Lyndon B. Johnson, a Texas schoolteacher-turned-policymaker who gave countless American children a chance, is honored with a state holiday today on the 107th anniversary of his birth. The San Antonio Express-News, in an editorial linked below, notes that LBJ’s experience as a young teacher of low-income Hispanic kids in South Texas was the spark for his later success in passing landmark federal laws expanding educational opportunities, health care and voting and civil rights.
The editorial also notes the “irony” that Johnson’s home state “has for many years been distancing itself from the logic inherent in the 36th president’s signature accomplishments.” I prefer the word “outrage.”
For sometime now, the current political leadership in Texas has been in the middle of efforts to dismantle the Great Society, an LBJ legacy that – although far from perfect – has nevertheless boosted opportunities for countless American families.
The dismantling campaign has hurt.
Johnson’s Elementary and Secondary Education Act has been reduced to a bureaucratic testing nightmare – for students and educators alike – and the Voting Rights Act has been undermined by the U.S. Supreme Court and significantly weakened in Texas by a voter identification law designed to intimidate low-income Hispanics and African Americans from voting.

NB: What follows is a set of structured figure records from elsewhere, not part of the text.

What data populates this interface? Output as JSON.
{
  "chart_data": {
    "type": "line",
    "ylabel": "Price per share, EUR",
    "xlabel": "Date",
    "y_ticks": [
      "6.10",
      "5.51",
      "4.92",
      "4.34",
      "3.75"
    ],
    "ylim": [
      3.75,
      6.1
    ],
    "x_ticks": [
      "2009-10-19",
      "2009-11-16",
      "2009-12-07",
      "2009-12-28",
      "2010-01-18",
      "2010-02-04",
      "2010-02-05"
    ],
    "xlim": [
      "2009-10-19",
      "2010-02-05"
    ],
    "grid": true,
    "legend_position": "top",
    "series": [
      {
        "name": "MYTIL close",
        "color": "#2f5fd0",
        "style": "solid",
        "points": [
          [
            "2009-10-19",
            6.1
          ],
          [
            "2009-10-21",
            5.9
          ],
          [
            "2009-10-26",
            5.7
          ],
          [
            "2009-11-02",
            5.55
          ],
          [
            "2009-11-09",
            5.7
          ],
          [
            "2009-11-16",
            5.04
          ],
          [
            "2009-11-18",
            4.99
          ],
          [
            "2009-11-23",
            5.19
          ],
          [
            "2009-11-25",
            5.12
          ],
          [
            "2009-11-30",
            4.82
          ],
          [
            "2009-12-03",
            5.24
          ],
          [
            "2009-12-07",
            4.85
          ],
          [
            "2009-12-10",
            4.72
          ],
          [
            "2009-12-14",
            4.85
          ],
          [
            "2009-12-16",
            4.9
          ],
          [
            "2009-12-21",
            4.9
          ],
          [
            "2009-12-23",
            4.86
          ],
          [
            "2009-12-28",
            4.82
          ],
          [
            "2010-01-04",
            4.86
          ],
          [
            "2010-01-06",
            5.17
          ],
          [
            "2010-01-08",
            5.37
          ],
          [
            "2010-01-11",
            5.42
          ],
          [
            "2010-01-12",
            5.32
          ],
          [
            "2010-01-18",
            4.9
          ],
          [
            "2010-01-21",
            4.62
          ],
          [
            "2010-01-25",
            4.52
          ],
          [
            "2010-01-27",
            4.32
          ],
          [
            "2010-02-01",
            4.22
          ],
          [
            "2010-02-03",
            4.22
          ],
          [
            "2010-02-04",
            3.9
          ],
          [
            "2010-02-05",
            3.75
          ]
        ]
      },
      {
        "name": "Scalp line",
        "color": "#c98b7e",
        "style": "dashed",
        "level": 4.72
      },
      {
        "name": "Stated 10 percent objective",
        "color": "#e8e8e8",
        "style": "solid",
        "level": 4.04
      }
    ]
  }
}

Texas has the highest rate of uninsured residents in the country, and the current political climate is determined to leave it that way by refusing to expand Medicaid, even though the federal government would pick up most of the cost.
LBJ certainly had a lot of faults – the Vietnam debacle remaining high on the list – but he recognized, as the Express-News points out, that government had a legitimate role to play for people “genuinely in need.” And, inspired by those poor school kids in Cotulla, TX, that is what he tried to do.
I suspect LBJ would be outraged by much of today’s political crop in Texas — career politicans who perpetuate their careers by bashing government — and he would mistake the current presidential race as an audition for a circus clown show.